South Sudan, instead, it is the first country born outside this principle and recognized by the international community, unlike Biafra. Biafra was at the centre of a brief but dramatic secession war that kept Nigeria in a whirlwind of violence (1967-70). In the end, Biafra did not succeed. South Sudan’s success, instead, rekindled the hope of some, and the fears of many African leaders. “We all have a north and a south – stated President Idriss Deby in 2010 – and if we accept the division of the Sudan, we might witness a domino effect which will affect us all, a true disaster for the continent”.
Yet, some of the regions claiming the right to self-determination today can claim a similarity with Eritrea. Western Sahara, for example, was a Spanish colony, and Spain had promised the Saharawi a referendum about their independence to be held in 1975. However, Moroccan King Hassan II pushed his people to the ‘green march’ and occupied two thirds of the region, while Mauritania occupied the remaining areas in the south. Mauritania left that portion of Western Sahara under the control of the Polisario, the Saharawi political-military movement for independence, in 1979. Morocco decided to keep a tight control on Western Sahara. Even though a cease fire has been in place since 1991, the referendum for self determination never materialized. The AU recognizes Western Sahara as a country, but the UN does not. Representation of the Saharawi Democratic Arab Republic is left to Mohamed Abdelaziz who has been the Polisario leader since 1976. Abdelaziz and his government have their seat in Tindouf, in Algeria, where they have to manage a growing pressure to reopen the hostility with Morocco, but also to counter criticism for their alleged involvement in drug trafficking across the Sahara and cooperation with the terror group Al Qdos1caida of the Islamic Maghreb. Amnesty International has reported violations against human rights in Western Sahara both in the Moroccan and Polisario camps.

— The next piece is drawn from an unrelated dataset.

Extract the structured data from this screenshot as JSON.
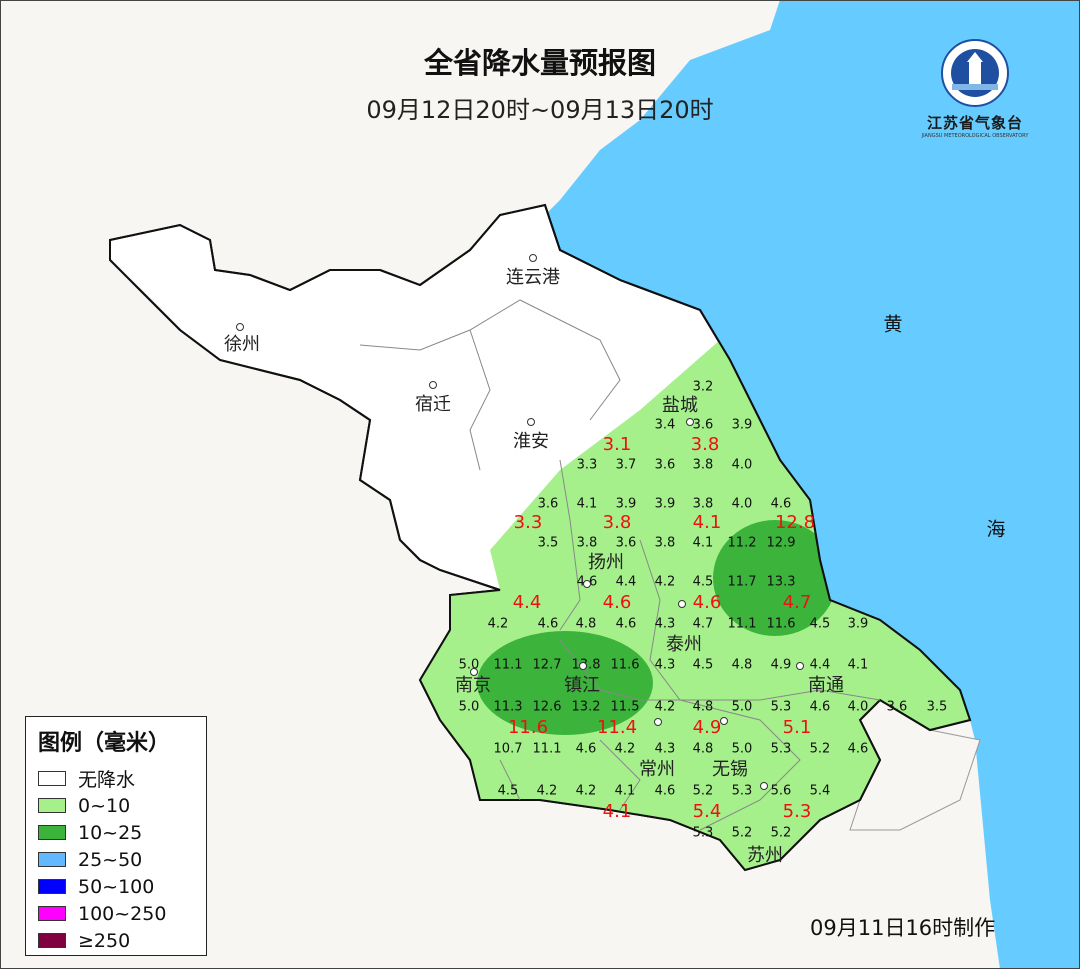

A second case is that of Somaliland, which self declared independence in 1991. That region was a British protectorate before being incorporated into Somalia in 1960. Declaring independence helped Somaliland escape two decades of war, which instead engulfed the rest of Somalia, but did not win international recognition. The de facto sovereign state participated to an international meeting for the first time in February 2012, when a concerted effort for the future of Somalia was held in London. The harvest was meagre: Somaliland received little attention and a passing reference at the end of the final document of the meeting recognizing the need to support the dialogue for the future between Mogadishu and Somaliland. However, the breakaway territory can boast for its present success. The land administered from the regional capital Hargeisa is not the richest in Africa. However, it escaped the destruction of war and held free and democratic elections in 2003 and 2010. President Kahin peacefully left power to President Ahmed M. Silanyo, who received a majority of votes in 2010. Those opposed to independence accuse Somaliland of human rights abuses, especially against women, and the lack of public debate about reunification with the southern part of Somalia. In turn, there are others who wish to break-away from Somaliland to form a new nation: Khaatumo.